Post aus New York

Zensiert in China: Hillary Clintons Memoiren

Von Ute Thon
25.09.2003. Hillary Clintons "Memoiren" wurden in der chinesischen Übersetzung zensiert. Der Verlag der US-Senatorin wehrt sich mit einer speziellen Website.
Hillary Rodham Clintons "Living History" (deutsch: Hillary Clinton: "Gelebte Geschichte") entwickelt sich auch in China zum Bestseller. Jetzt sorgt das autobiografische Buch der US-Senatorin und ehemaligen First Lady dort zudem für einen hochkarätigen Zensurskandal. Seit es am 3. August in chinesischer Fassung erschien, wurden über 200.000 Exemplare verkauft, eine Sensation für den chinesischen Buchmarkt, die das Buch zur bestverkauften ausländischen Politikerbiografie aller Zeiten macht - ein Umstand, der wohl auch damit zu tun hat, dass der chinesische Verlag, Yilin Publishing House, mit einer besonders originalgetreuen Übersetzung wirbt. Deshalb dürfte es auch die zensurerprobten chinesischen Leser überraschen, dass in ihrer Ausgabe wichtige Bemerkungen über China einfach herausgestrichen wurden.

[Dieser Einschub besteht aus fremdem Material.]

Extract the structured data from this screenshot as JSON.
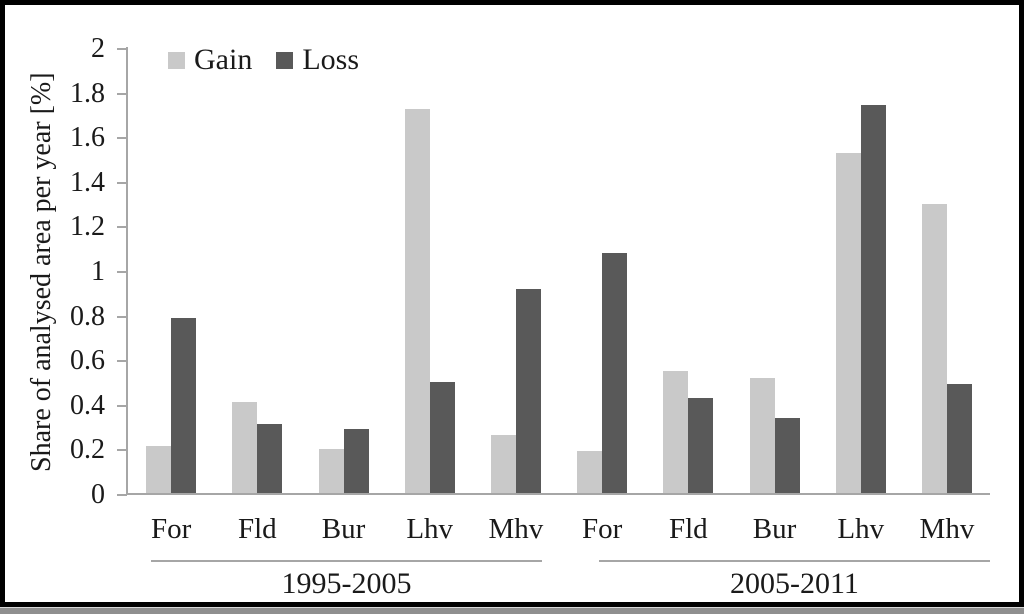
{
  "figure": {
    "frame_border_color": "#000000",
    "bottom_edge_strip_color": "#8f8f8f",
    "axis_color": "#a6a6a6",
    "text_color": "#1a1a1a"
  },
  "chart_data": {
    "type": "bar",
    "title": "",
    "xlabel": "",
    "ylabel": "Share of analysed area per year [%]",
    "ylim": [
      0,
      2
    ],
    "ytick_values": [
      0,
      0.2,
      0.4,
      0.6,
      0.8,
      1,
      1.2,
      1.4,
      1.6,
      1.8,
      2
    ],
    "ytick_labels": [
      "0",
      "0.2",
      "0.4",
      "0.6",
      "0.8",
      "1",
      "1.2",
      "1.4",
      "1.6",
      "1.8",
      "2"
    ],
    "grid": false,
    "legend_position": "top-left",
    "categories": [
      "For",
      "Fld",
      "Bur",
      "Lhv",
      "Mhv",
      "For",
      "Fld",
      "Bur",
      "Lhv",
      "Mhv"
    ],
    "group_labels": [
      "1995-2005",
      "2005-2011"
    ],
    "groups": [
      {
        "label": "1995-2005",
        "category_indices": [
          0,
          1,
          2,
          3,
          4
        ]
      },
      {
        "label": "2005-2011",
        "category_indices": [
          5,
          6,
          7,
          8,
          9
        ]
      }
    ],
    "series": [
      {
        "name": "Gain",
        "color": "#c9c9c9",
        "values": [
          0.21,
          0.41,
          0.2,
          1.73,
          0.26,
          0.19,
          0.55,
          0.52,
          1.53,
          1.3
        ]
      },
      {
        "name": "Loss",
        "color": "#595959",
        "values": [
          0.79,
          0.31,
          0.29,
          0.5,
          0.92,
          1.08,
          0.43,
          0.34,
          1.75,
          0.49
        ]
      }
    ]
  }
}
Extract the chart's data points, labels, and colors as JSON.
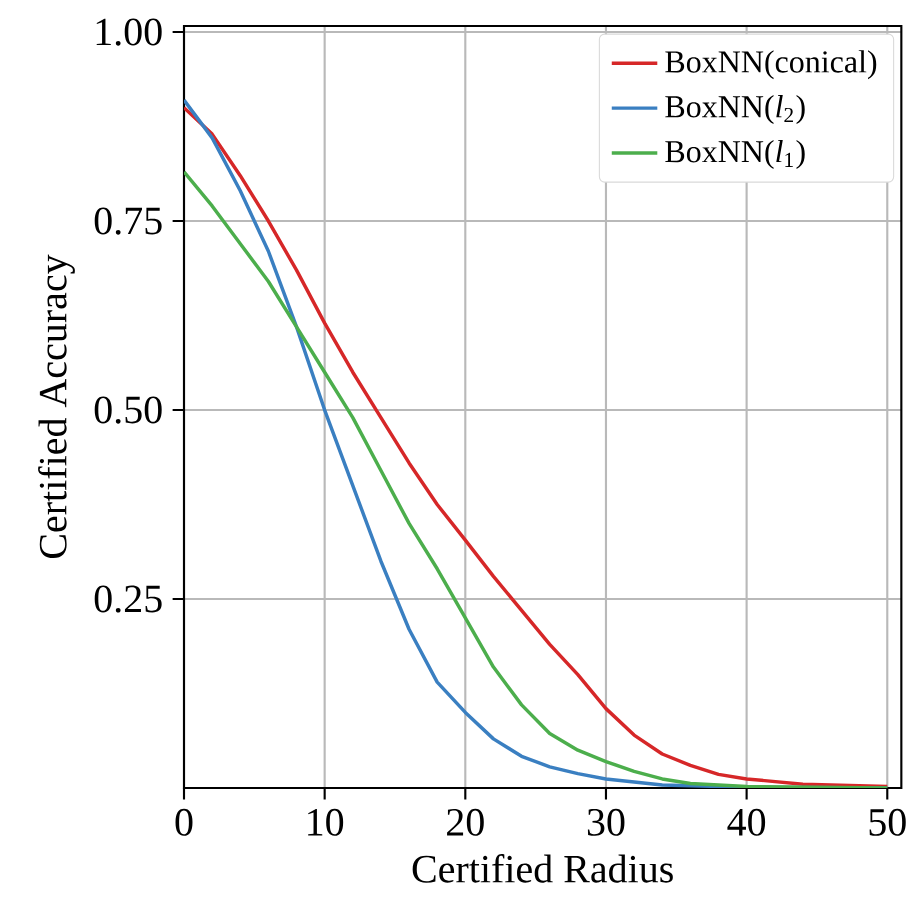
{
  "chart_data": {
    "type": "line",
    "xlabel": "Certified Radius",
    "ylabel": "Certified Accuracy",
    "xlim": [
      0,
      51
    ],
    "ylim": [
      0,
      1.008
    ],
    "xticks": [
      0,
      10,
      20,
      30,
      40,
      50
    ],
    "yticks": [
      0.25,
      {
        "value": 0.5,
        "label": "0.50"
      },
      0.75,
      {
        "value": 1.0,
        "label": "1.00"
      }
    ],
    "grid": true,
    "legend": "top right",
    "marker": "none",
    "line_style": "solid",
    "series": [
      {
        "name": "BoxNN(conical)",
        "color": "#d62728",
        "x": [
          0,
          2,
          4,
          6,
          8,
          10,
          12,
          14,
          16,
          18,
          20,
          22,
          24,
          26,
          28,
          30,
          32,
          34,
          36,
          38,
          40,
          44,
          50
        ],
        "values": [
          0.9,
          0.865,
          0.81,
          0.75,
          0.685,
          0.615,
          0.55,
          0.49,
          0.43,
          0.375,
          0.328,
          0.28,
          0.235,
          0.19,
          0.15,
          0.105,
          0.07,
          0.045,
          0.03,
          0.018,
          0.012,
          0.005,
          0.002
        ]
      },
      {
        "name": "BoxNN(*l*$_{2}$)",
        "color": "#3a7fc1",
        "x": [
          0,
          2,
          4,
          6,
          8,
          10,
          12,
          14,
          16,
          18,
          20,
          22,
          24,
          26,
          28,
          30,
          34,
          40,
          50
        ],
        "values": [
          0.91,
          0.86,
          0.79,
          0.71,
          0.61,
          0.5,
          0.4,
          0.3,
          0.21,
          0.14,
          0.1,
          0.065,
          0.042,
          0.028,
          0.019,
          0.012,
          0.004,
          0.001,
          0
        ]
      },
      {
        "name": "BoxNN(*l*$_{1}$)",
        "color": "#4cae4c",
        "x": [
          0,
          2,
          4,
          6,
          8,
          10,
          12,
          14,
          16,
          18,
          20,
          22,
          24,
          26,
          28,
          30,
          32,
          34,
          36,
          40,
          50
        ],
        "values": [
          0.815,
          0.77,
          0.72,
          0.67,
          0.61,
          0.55,
          0.49,
          0.42,
          0.35,
          0.29,
          0.225,
          0.16,
          0.11,
          0.072,
          0.05,
          0.035,
          0.022,
          0.012,
          0.006,
          0.002,
          0
        ]
      }
    ]
  }
}
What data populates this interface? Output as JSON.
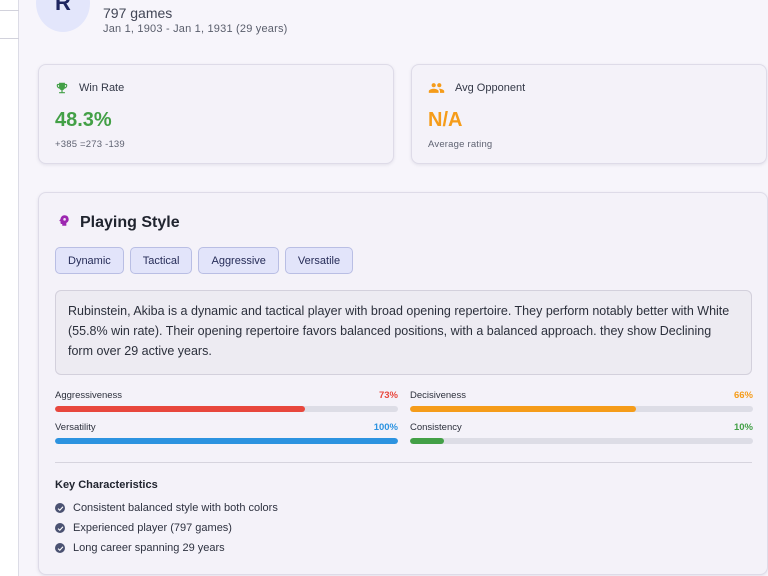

Wie die New York Times gestern zuerst vermeldete, fehlen kritische Passagen, in denen Clinton die Verhaftung des chinesischen Menschenrechtsaktivisten Harry Wu kommentiert und anmerkt, dass die Empörung über die Festnahme auch ihre Teilnahme an der Weltfrauenkonferenz 1995 in Bejing in Frage stellte. Ferner wurden Bemerkungen über die blutige Niederschlagung der Studentenproteste auf dem Tiananmen-Platz, zu Chinas Tibetpolitik und die drakonischen Methoden zur Geburtenregelung von den chinesischen Zensoren herausgekürzt. Insgesamt zehn Passagen wurden verändert oder komplett gestrichen.

Clintons Verleger Simon & Schuster hat inzwischen beim chinesischen Verlagspartner gegen den offenkundigen Vertragsbruch offiziell Protest eingelegt. Die US-Verleger verlangen die sofortige Rücknahme der zensierten Exemplare und die Veröffentlichung einer akkuraten und kompletten Übersetzung. Auch Hillary Clinton zeigte sich "überrascht und empört" über den eigenmächtigen Akt von Zensur. Ihr Anwalt, Robert Barnett, sagte, die Senatorin werde "alles tun, was in ihrer Macht steht, um sicherzustellen, dass die Leser in China eine genaue Übersetzung meines Buches bekommen".

Simon & Schuster hat bereits eine spezielle Webseite eingerichtet, auf der alle zensierten Passagen markiert und die Auslassungen in englisch und chinesisch wiedergegeben werden. Yilin-Verlagsdirektor Lui Feng hält die Streichungen dagegen für unwesentlich und entschuldigt die mangelnde Kommunikation mit den amerikanischen Partnern mit Zeitdruck, um illegalen Raubkopierern zuvorzukommen. "Living History" hat seit seinem Erscheinen am 9. Juni allein auf dem US-Markt 1,4 Millionen Exemplare verkauft. 36 ausländische Verlage erwarben die Rechte zur Veröffentlichung. Der chinesische Verlag Yilin zahlte laut New York Times 20.000 Dollar. Das Buch kostet dort umgerechnet 3 Dollar 60, doch auf Bejings Stassen sind Raubkopien bereits für knapp die Hälfte zu haben.

Nicht nur politisch hochbrisante Zitate fielen der Zensur zum Opfer. Auf Seite 460 beschreibt Clinton ein eher komisches Beispiel staatlicher Kontrolle. Während eines Staatsbesuch in Shanghai beschließt die Präsidentengattin kurzerhand, einen Besuch in einen örtlichen Restaurant einzuschieben. "Ein paar Stunden vorher erscheint die chinesische Polizei und schickt alle Leute aus den umliegenden Geschäften weg. Sie werden durch attraktive, jungen Leuten in westlicher Kleidung ersetzt", schreibt Clinton eine absurde Episode, die chinesischen Lesern vorenthalten wurde.

Zwar ist Zensur in China immer noch ein selbstverständlicher Teil des Alltags. Doch in den letzten Jahren versucht die Regierung durch verstärkte Veröffentlichung ausländischer Bücher und Filme das Bild einer offeneren Gesellschaft zu vermitteln, nicht zuletzt um damit Chinas Chancen für die Aufnahme in die Welthandelsorganisation zu verbessern. Die großangelegte Werbekampagne für Clintons Buch wurde denn zunächst als Zeichen für mehr Toleranz und Offenheit gewertet. Ein Verlagssprecher pries die Übersetzung in der chinesischen Presse als "99,9 Prozent des Originalinhalts".